Single-Player and Eternal Corpses in STE
Starting with a killer multiplayer FPS and working your way backward to a solid single-player campaign takes a ton of work, but Offworld did just that. Casper Van Dien fans rejoice, because General Johnny Rico is back for the new single-player campaign. As the dispatcher behind the Special Operations Group, General Rico will be the one directing your top-secret assignments. Designed to teach you the ropes before tossing you into 16-person multiplayer missions, single-player looks like the perfect starting point or reintroduction to the game. Offworld plans on adding more missions post-launch, as well.
The Carnage system offers something that even some of the year’s best games lack: a true, persistent battlefield. Every slain Arachnid is another gruesome brick in your walls of your base, another shield against the swarm. Knowing every dead bug is potential cover against a violent spew of acid transforms how you look at the battlefield. Carnage offers Starship Troopers: Extermination incredible potential for emergent tactics and reactive battlefields, and we’re only just starting to see where Offworld might take it.

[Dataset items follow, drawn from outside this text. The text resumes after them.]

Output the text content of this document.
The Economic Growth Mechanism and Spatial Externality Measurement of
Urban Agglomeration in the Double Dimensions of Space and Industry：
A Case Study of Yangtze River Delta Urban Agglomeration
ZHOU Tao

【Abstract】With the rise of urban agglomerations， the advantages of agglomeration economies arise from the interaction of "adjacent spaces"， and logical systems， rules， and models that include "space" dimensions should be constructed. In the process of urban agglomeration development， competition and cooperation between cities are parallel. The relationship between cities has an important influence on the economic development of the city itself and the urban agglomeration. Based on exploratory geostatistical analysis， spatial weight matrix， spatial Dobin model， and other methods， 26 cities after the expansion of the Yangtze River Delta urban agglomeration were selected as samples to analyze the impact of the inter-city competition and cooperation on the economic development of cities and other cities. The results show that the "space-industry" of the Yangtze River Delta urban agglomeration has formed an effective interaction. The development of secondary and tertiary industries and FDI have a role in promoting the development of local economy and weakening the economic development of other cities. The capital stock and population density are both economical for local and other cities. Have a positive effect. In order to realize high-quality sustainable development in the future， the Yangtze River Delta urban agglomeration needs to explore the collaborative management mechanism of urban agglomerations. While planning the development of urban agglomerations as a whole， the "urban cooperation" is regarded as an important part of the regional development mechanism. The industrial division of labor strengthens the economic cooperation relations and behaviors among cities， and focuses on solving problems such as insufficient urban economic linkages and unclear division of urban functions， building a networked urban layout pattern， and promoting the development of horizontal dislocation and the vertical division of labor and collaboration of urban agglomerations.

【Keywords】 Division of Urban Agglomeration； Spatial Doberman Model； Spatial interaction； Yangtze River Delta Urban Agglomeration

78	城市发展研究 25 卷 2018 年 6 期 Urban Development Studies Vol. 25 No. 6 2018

Starship Trooper Extermination Gets Tanky
Turning your impressive arsenal against alien insects satisfies the brain’s “Boom, Squish” reflex or at least that’s how I justify my many hours in games like this. Not even the coolest guns will hook players longterm without fun baddies to shoot and fun maps to shoot them in, however. Starship Troopers: Extermination is adding more of both, with a brand new world and enemies. Meet the Tanker bug. This chunky enemy variant pops up randomly during matches, breathing fire, stomping around, and generally scuffing things for humanity.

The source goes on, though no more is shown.